Interview with Ms. G (translation)
date of interview: December 1st 1991
interview made by Magdalena Muellner
I made this interview almost 20 years ago, not long since I started my reasearch. It was the first hint to the parsonage. Back then I was not aware that the people she talked about were not the Jewish community of Laa, but forced laborers, she was neither aware, which is due to the fact that she was a child when it happened.

parsonage
„I was five or six years old. We went shopping and we had to pass the vicarage. There we lots of people rounded up – that means, we saw many. The door was open and there were many people standing in the entrance and a few were also outside. They were very excited and frightened. One could see it in their eyes. Just as if one is hunted by dogs. I remember almost only women and children. My mother had to take me everywhere she went back then, because I had lost my first mother when I was three. I did not know that she had dies and so I thought that she had left me, so I always clung to my second mother. My mother told me that I should not look there and we quickly passed the vicarage, even though my mother was a good person and certainly would have wanted to help. Then we went shopping and on our way home we had to pass the vicarage again. We lowered our heads and quickly forewent it. But one time I looked at the side and I will never forget as long as I’ll live: There was a very young mother and she had her new born baby wrapped in a paper and she showed us the baby. I did not hear a single word, but I saw that she was pleading for clothes. My mother certainly would have liked to give her something, at least her cardigan, but she knew that we either were taken away with them or they had separated us. My father was in the war and I only had her. All my youth I have never experienced anything like that. My mother always tried to keep me from dangers. At home there was not much talking about that what later was written in history books. It was such a very sad sight and being forced to watch, knowing that one was unable to help, was sad, too. But I know that it hurt my mother till her death, that she wasn’t able to give anything to the woman.”
Do you remember, who rounded those people up?
“No, not at all. I did not see a single person I knew, but I generally didn’t know many people back then. Probably there were people guarding them, but I did not notice them. In my memory this door is just a huge black hole.”
About how many people were in it?
“I don’t know, but this hole, this door, was full.”

door of the parsonage
Did your mother explain to you what was going on? Did you ask her?

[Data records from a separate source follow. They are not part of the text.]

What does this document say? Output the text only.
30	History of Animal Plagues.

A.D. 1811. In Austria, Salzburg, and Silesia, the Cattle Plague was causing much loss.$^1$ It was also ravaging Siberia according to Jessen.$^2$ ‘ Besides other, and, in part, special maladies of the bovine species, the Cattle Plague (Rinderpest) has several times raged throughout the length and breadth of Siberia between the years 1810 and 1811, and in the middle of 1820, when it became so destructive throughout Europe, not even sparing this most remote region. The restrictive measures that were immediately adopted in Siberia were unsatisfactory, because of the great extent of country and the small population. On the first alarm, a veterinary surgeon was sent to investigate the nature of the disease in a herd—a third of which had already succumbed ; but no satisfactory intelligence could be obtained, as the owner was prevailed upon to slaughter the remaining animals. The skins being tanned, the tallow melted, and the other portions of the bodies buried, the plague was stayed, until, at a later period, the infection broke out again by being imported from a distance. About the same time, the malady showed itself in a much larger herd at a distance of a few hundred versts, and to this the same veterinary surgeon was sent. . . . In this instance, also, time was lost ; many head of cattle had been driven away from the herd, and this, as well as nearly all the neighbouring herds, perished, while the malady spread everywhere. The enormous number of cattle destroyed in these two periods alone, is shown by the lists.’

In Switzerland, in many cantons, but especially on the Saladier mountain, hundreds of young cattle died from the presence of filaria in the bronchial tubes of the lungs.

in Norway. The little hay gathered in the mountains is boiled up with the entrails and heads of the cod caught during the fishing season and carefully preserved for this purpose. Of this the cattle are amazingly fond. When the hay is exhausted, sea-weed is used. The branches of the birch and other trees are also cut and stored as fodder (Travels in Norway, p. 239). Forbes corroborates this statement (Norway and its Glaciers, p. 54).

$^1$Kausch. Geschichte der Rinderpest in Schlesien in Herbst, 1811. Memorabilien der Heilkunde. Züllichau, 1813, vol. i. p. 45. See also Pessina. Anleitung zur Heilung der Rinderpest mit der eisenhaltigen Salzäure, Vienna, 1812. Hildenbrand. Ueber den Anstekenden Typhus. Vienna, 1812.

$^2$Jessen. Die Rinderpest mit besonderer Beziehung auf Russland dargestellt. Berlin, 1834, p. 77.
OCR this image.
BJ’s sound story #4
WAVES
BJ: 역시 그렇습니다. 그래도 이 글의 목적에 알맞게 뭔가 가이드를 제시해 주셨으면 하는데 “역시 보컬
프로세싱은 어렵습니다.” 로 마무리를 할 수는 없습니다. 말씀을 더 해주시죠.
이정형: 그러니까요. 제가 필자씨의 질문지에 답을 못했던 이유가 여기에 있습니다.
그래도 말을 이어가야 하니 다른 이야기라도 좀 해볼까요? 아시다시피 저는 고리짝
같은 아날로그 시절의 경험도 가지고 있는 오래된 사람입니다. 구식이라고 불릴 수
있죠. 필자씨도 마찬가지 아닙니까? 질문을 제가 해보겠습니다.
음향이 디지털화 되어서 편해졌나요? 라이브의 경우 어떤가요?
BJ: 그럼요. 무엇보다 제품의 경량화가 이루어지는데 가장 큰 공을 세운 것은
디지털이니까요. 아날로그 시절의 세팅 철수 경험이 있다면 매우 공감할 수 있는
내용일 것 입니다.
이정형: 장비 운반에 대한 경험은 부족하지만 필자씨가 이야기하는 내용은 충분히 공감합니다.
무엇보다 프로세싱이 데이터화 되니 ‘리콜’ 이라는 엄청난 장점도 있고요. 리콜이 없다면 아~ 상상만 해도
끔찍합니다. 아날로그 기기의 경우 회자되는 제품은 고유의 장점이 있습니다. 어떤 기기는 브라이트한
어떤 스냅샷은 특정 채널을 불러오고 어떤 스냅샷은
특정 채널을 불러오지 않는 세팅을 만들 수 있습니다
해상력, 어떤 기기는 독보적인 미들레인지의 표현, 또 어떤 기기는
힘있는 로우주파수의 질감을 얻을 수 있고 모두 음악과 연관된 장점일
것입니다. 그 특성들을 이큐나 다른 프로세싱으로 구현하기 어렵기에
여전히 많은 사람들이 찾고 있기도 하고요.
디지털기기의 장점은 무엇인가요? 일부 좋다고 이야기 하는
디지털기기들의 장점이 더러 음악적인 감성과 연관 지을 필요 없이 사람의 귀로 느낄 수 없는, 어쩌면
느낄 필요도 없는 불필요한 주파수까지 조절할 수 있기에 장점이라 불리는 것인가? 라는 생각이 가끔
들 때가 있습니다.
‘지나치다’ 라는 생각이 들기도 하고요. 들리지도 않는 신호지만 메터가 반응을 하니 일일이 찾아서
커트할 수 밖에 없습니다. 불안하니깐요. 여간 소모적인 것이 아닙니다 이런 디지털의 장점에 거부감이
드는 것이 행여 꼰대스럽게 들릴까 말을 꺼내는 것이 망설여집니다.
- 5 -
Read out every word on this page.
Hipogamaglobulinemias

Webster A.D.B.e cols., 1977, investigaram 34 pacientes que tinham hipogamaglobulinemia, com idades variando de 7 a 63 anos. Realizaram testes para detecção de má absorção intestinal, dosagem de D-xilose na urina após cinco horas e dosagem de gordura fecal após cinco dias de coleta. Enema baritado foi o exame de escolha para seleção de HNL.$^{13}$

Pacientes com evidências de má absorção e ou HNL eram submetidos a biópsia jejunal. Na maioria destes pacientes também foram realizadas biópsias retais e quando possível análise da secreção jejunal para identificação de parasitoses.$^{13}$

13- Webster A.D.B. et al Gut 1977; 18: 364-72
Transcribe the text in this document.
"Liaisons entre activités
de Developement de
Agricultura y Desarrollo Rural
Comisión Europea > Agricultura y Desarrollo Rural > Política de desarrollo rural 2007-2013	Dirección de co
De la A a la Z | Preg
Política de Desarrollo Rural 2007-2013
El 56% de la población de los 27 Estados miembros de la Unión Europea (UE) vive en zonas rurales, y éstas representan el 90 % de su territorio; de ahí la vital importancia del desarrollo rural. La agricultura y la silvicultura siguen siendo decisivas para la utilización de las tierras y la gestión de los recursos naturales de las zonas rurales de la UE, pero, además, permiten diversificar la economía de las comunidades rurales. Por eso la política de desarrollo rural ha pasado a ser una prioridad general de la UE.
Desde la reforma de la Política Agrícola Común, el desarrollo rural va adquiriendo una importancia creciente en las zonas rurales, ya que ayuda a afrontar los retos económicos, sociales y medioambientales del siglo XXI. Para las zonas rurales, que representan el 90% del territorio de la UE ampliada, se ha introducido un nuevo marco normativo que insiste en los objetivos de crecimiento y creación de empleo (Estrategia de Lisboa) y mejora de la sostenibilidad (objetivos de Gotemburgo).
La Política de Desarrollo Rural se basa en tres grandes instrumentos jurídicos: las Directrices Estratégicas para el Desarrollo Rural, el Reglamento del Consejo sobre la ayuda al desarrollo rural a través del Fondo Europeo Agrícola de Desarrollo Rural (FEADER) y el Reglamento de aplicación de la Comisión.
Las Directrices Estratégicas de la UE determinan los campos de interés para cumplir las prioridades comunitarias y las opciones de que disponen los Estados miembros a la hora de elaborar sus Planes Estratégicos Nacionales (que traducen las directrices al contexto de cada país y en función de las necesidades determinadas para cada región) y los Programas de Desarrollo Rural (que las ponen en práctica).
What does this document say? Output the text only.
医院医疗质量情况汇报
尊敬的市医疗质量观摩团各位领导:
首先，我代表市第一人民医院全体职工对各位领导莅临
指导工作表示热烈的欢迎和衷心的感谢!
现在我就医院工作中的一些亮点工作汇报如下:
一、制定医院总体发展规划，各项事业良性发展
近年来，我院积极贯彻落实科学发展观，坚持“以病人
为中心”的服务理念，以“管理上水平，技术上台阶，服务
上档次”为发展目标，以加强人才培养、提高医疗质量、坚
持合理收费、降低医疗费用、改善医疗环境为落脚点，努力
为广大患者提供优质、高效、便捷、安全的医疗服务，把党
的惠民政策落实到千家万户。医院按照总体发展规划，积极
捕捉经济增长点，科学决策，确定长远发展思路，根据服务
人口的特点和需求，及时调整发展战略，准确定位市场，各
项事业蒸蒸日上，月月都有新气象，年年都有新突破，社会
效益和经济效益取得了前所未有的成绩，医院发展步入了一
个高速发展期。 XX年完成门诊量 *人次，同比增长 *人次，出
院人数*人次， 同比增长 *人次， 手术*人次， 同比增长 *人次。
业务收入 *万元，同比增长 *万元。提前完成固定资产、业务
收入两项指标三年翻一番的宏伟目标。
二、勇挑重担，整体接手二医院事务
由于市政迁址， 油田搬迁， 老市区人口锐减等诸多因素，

“Yes, at home she told me that we would have been separated or killed, if we had given anything to the woman, but this was later. She only did it for my sake.”
Do you know why the people were rounded up in the vicarage?
“No, not till today. Not that I have heard where the synagogue was located, I think that they probably were brought there, so that they don’t have to stand in front of the mill, but this is just my interpretation.”
Do you know at which day time you passed?
“I think it must have been before noon because we went shopping.”
Which season was it?
“It was cold and dull, as I recall it. A nasty kind of weather. Probably it was fall.”
Did your mother explain to you why it happened?
“Probably she did not explain it, probably I forgot it because I did not understand what she said.”
In how far did you know what would happen to the people?
“Back then I thought that people are separated, if the others don’t want them, but I thought that they couldn’t have done anything bad.”
Where there other people there?
“For me all the people there were foreigners, even if they were from Laa. I never went anywhere alone. I only knew our neighbors, the merchant and the baker.”
Do you recall the synagogue?
“No, not even the synagogue, even though it was not far away. I can only recall the restaurant there, but those memories are from a later time.”